Christmas is No Time for an Iranian Revolution

Letter From Tajrish

Holiday shopping in Tehran. (Morteza Nikoubazl / Courtesy Reuters)

It was Christmastime in Tehran, and forecasters were predicting another early snow. On a cold day last December at the bazaar in Tajrish, the wealthy historic neighborhood in northern Tehran, shoppers avoided the exposed alleyway stalls and instead headed for the warmth of the nearby mini-malls, which were as overheated as any in the United States. Inside one, kids gathered around the window of a Christmas shop to gaze at the ornaments and plastic Santas inside. A few other shops also had Christmas decorations -- perfectly legal in the Islamic Republic, even if the religious authorities frown on them. Christians are free to celebrate as they wish -- there are even Christmas trees for sale on the sidewalks in the Armenian neighborhoods of Tehran.

The decorations contrasted sharply with the thousands of black and green "Ya Hossein" flags fluttering outside virtually every street-side shop, celebrating Shia Islam's Imam. There were the vans and cruisers of the Gasht-e Ershad, the morality police, who guard Persian society from sartorial affronts to Islam. This year they extended their unwelcome presence well into the winter months (they normally appear in the spring, when coats come off for the season, and are gone by the early summer), lest a stray strand of hair poke from underneath a woman's scarf, or, worse yet, her coat not quite reach her knees.

So it was Christmas, but it was also Moharram, the Arabic name for the month in which Hossein, the grandson of the prophet Muhammad and patron saint of Shias, was martyred in Karbala. It is the most holy month for Shias, celebrating as it does their most venerated saint, whose martyrdom is their very raison d'être. As some Iranians went about their daily business, shopping for food and household items, the more pious attended mosques for mourning ceremonies -- rites that for hundreds of years nothing, not even international crises, revolutions, or the winds of war could prevent, much less interrupt. And this year Iran indeed faced a mounting international crisis. Over the last year, the West had ratcheted up pressure to combat the country's nuclear program, but still, its virulent rhetoric, increased sanctions, and even covert action had not changed Tehran's plans. 
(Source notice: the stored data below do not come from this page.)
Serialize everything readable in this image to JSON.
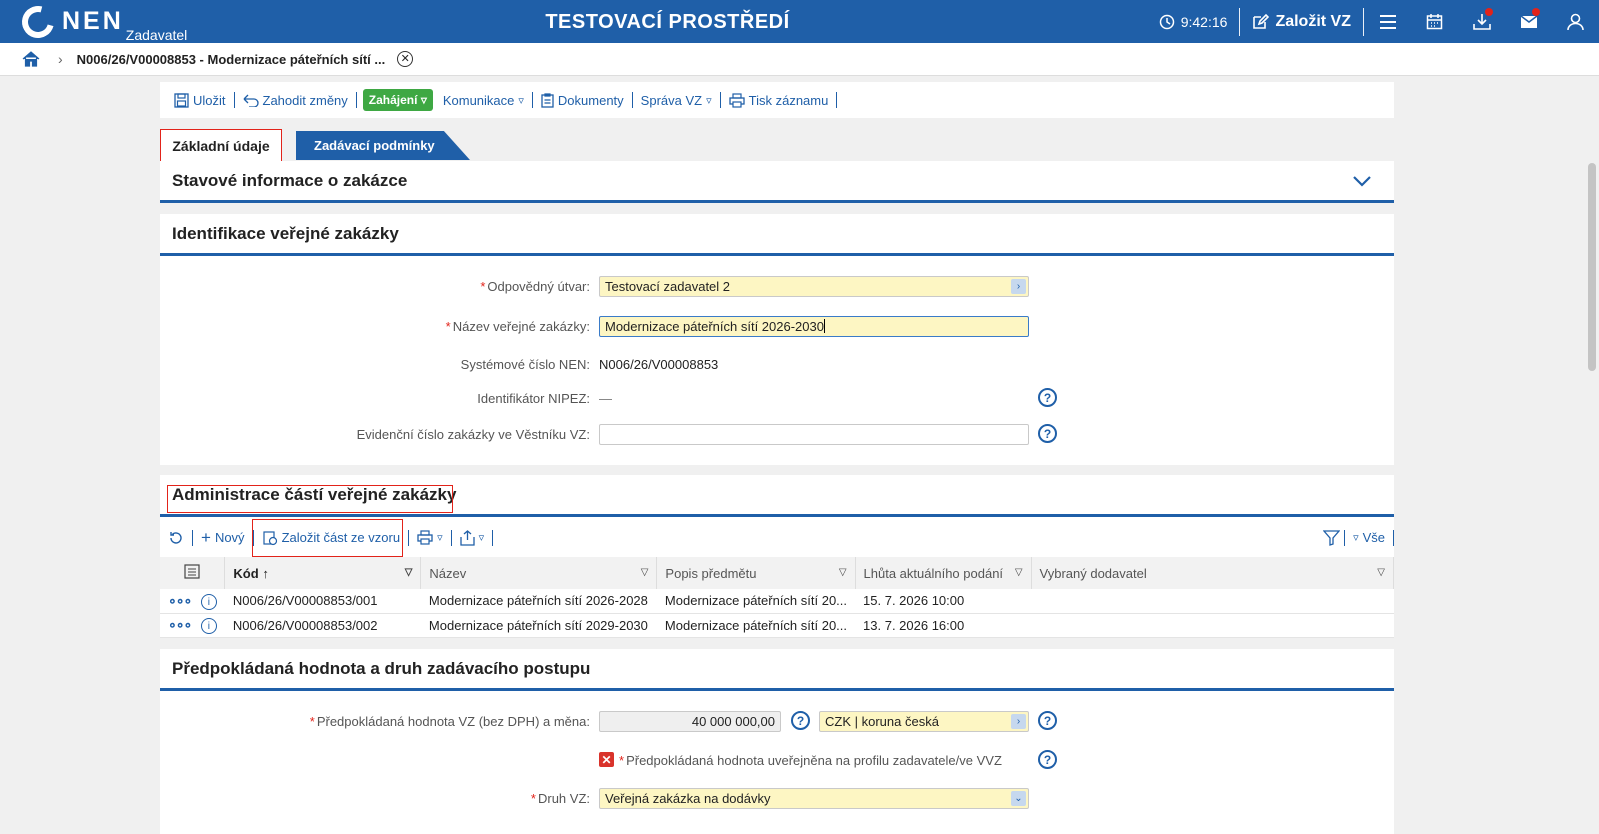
{
  "topbar": {
    "logo": "NEN",
    "logo_sub": "Zadavatel",
    "env_title": "TESTOVACÍ PROSTŘEDÍ",
    "clock": "9:42:16",
    "create_vz": "Založit VZ"
  },
  "breadcrumb": {
    "text": "N006/26/V00008853 - Modernizace páteřních sítí ..."
  },
  "toolbar": {
    "save": "Uložit",
    "discard": "Zahodit změny",
    "start": "Zahájení",
    "comm": "Komunikace",
    "docs": "Dokumenty",
    "manage": "Správa VZ",
    "print": "Tisk záznamu"
  },
  "tabs": {
    "basic": "Základní údaje",
    "conditions": "Zadávací podmínky"
  },
  "sections": {
    "status": "Stavové informace o zakázce",
    "ident": "Identifikace veřejné zakázky",
    "parts": "Administrace částí veřejné zakázky",
    "value": "Předpokládaná hodnota a druh zadávacího postupu"
  },
  "ident": {
    "unit_label": "Odpovědný útvar:",
    "unit_value": "Testovací zadavatel 2",
    "name_label": "Název veřejné zakázky:",
    "name_value": "Modernizace páteřních sítí 2026-2030",
    "sysnum_label": "Systémové číslo NEN:",
    "sysnum_value": "N006/26/V00008853",
    "nipez_label": "Identifikátor NIPEZ:",
    "nipez_value": "—",
    "evid_label": "Evidenční číslo zakázky ve Věstníku VZ:",
    "evid_value": ""
  },
  "grid": {
    "new": "Nový",
    "template": "Založit část ze vzoru",
    "all": "Vše",
    "columns": [
      "Kód",
      "Název",
      "Popis předmětu",
      "Lhůta aktuálního podání",
      "Vybraný dodavatel"
    ],
    "rows": [
      {
        "code": "N006/26/V00008853/001",
        "name": "Modernizace páteřních sítí 2026-2028",
        "desc": "Modernizace páteřních sítí 20...",
        "deadline": "15. 7. 2026 10:00",
        "supplier": ""
      },
      {
        "code": "N006/26/V00008853/002",
        "name": "Modernizace páteřních sítí 2029-2030",
        "desc": "Modernizace páteřních sítí 20...",
        "deadline": "13. 7. 2026 16:00",
        "supplier": ""
      }
    ]
  },
  "value": {
    "amount_label": "Předpokládaná hodnota VZ (bez DPH) a měna:",
    "amount_value": "40 000 000,00",
    "currency": "CZK | koruna česká",
    "published_label": "Předpokládaná hodnota uveřejněna na profilu zadavatele/ve VVZ",
    "kind_label": "Druh VZ:",
    "kind_value": "Veřejná zakázka na dodávky"
  },
  "colors": {
    "brand": "#1f5fa8",
    "green": "#3ea843",
    "required": "#e2231a",
    "field_yellow": "#fdf6c3"
  }
}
I lived in Tajrish for most of 2011. A few days prior to my December stroll in the bazaar, mobs attacked the British embassy in downtown Tehran. They also stormed its park-like Qolhak Garden compound, a short cab ride from where I was staying. The attack aired live on state TV -- itself an indication that state media had advance notice, making the siege the talk of the town for a few days.
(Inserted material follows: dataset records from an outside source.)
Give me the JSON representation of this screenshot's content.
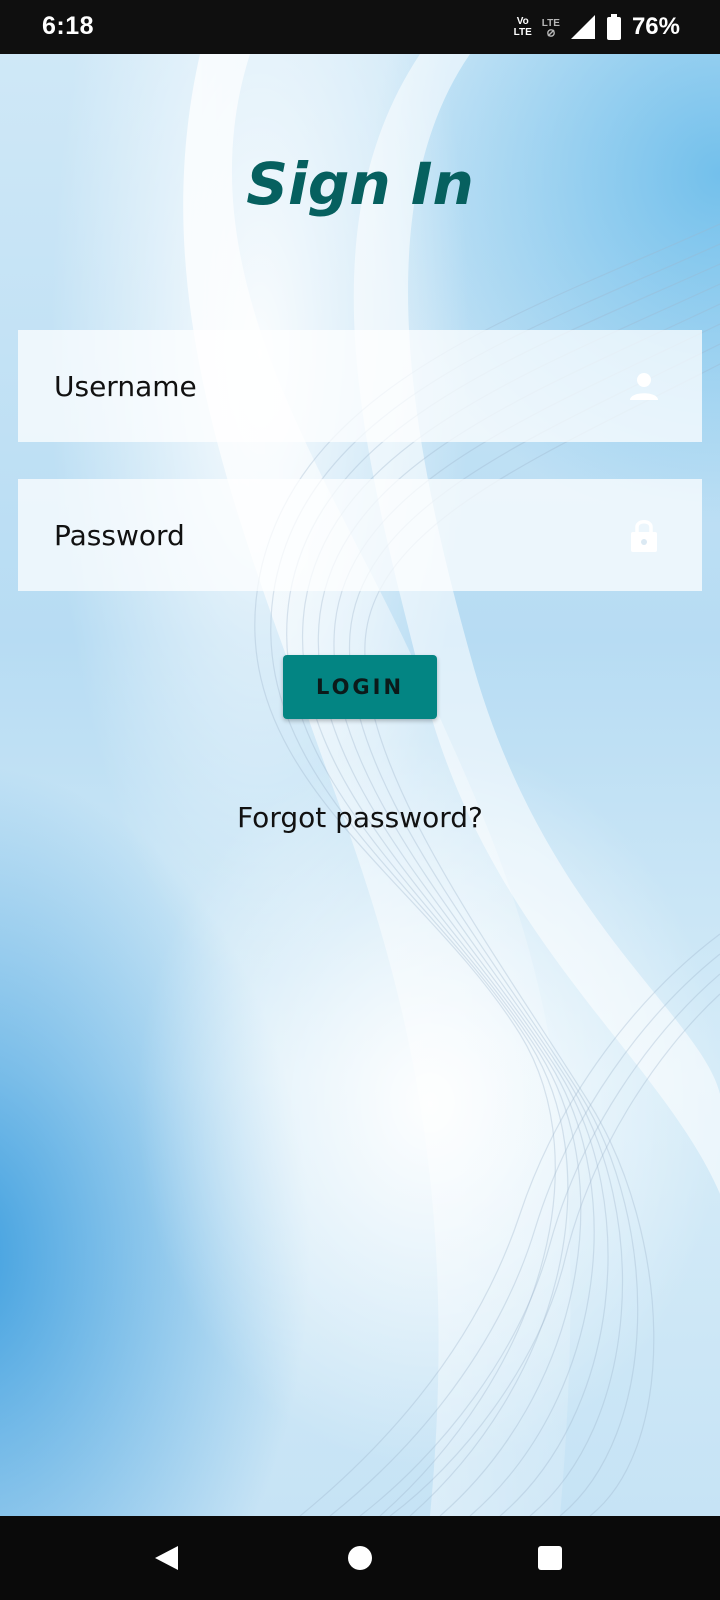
{
  "status_bar": {
    "time": "6:18",
    "volte_top": "Vo",
    "volte_bottom": "LTE",
    "lte_label": "LTE",
    "battery_percent": "76%"
  },
  "login": {
    "title": "Sign In",
    "username_placeholder": "Username",
    "password_placeholder": "Password",
    "login_label": "LOGIN",
    "forgot_label": "Forgot password?"
  },
  "icons": {
    "username": "person-icon",
    "password": "lock-icon",
    "back": "back-triangle-icon",
    "home": "home-circle-icon",
    "recents": "recents-square-icon"
  },
  "colors": {
    "title": "#06605f",
    "button": "#038583",
    "status_bar": "#0f0f0f",
    "nav_bar": "#0a0a0a"
  }
}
Many, both abroad and in Iran, had assumed that the government was behind the attacks. And Iranian politicians (with the glaring exception of President Mahmoud Ahmadinejad) stopped short of praising the mobs but sparred for a few days, eager to outdo one another with their revolutionary credentials -- this, of course, being an election year in Iran. But the mob's ignorance of world affairs, and therefore probable lack of sponsorship at the highest levels of government, quickly revealed itself in the anachronistic graffiti it scrawled on the embassy's walls: "Down with Elizabeth." 

(To add a bit of context, it's worth noting that one anti-regime Iranian said to me the day after the attack that he thought the British themselves were behind the assault. So obvious, he thought, because it would validate their actions in sanctioning Iran's central bank. That, plus the fact that the British control the mullahs anyway, he said. Logic be damned, in conspiratorial Persia.)
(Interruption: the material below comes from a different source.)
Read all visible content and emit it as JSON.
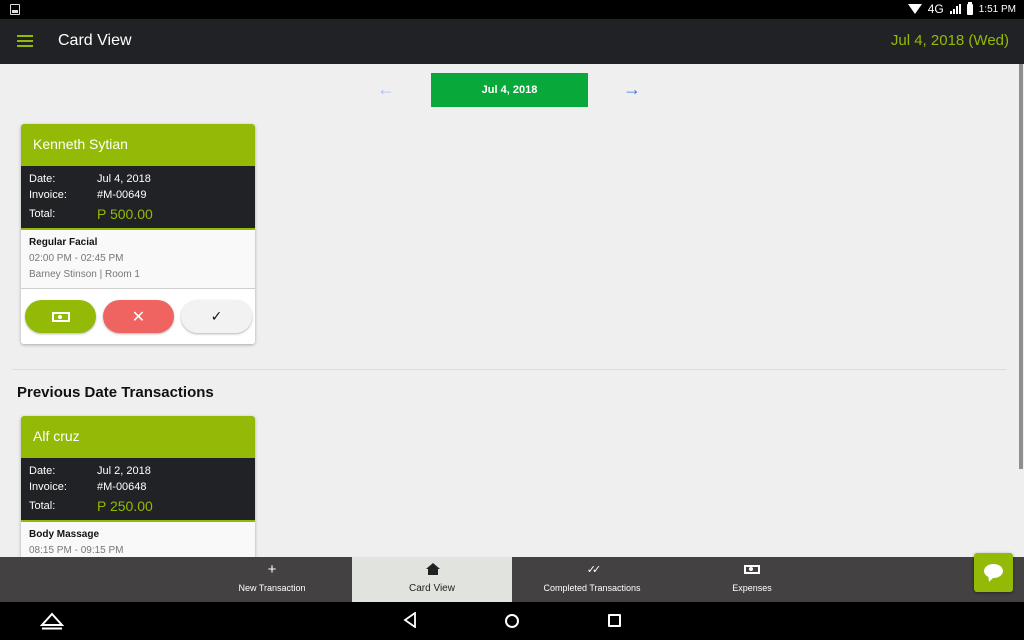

The ransacking of the British embassy capped an annus horribilis for the Iranian leadership. Throughout the year, the supreme leader, Ayatollah Ali Khamenei, Ahmadinejad, and every politician in between have seemingly been at odds with each other over just about every possible matter of state. The result is an uncertainty and nervousness among officials, and a kind of political paralysis in which it has become hard for people to know exactly who is in charge, or even whom to blame for policy gone bad. But it was also a terrible year for the Iranian people. They are baffled by the West's approach to dealing with their country's nuclear program -- the stated aim is a change in policy, but the result is only general hardship. Big-city dwellers complain about rampant inflation, a strangled economy, and general inconvenience on a daily basis.

On the street, nowhere is the impact more evident than at any one of the many foreign exchange bureaus where Iranians gather to monitor the flat screens that show the almost minute-by-minute slide in the rial. Men and women gather at the kiosks to buy dollars as a hedge against crippling inflation; many think that the government will soon run out of greenbacks as international sanctions clinch Iranian banks. The country's financial culture is cash -- there are no credit cards -- and the government routinely pumps hundred-dollar bills into circulation in an effort to keep the currency stable. The strategy has backfired. By the end of last year, confidence that the regime could withstand international financial pressure -- particularly after the British government cut all financial ties with Tehran -- had sunk to an all-time low.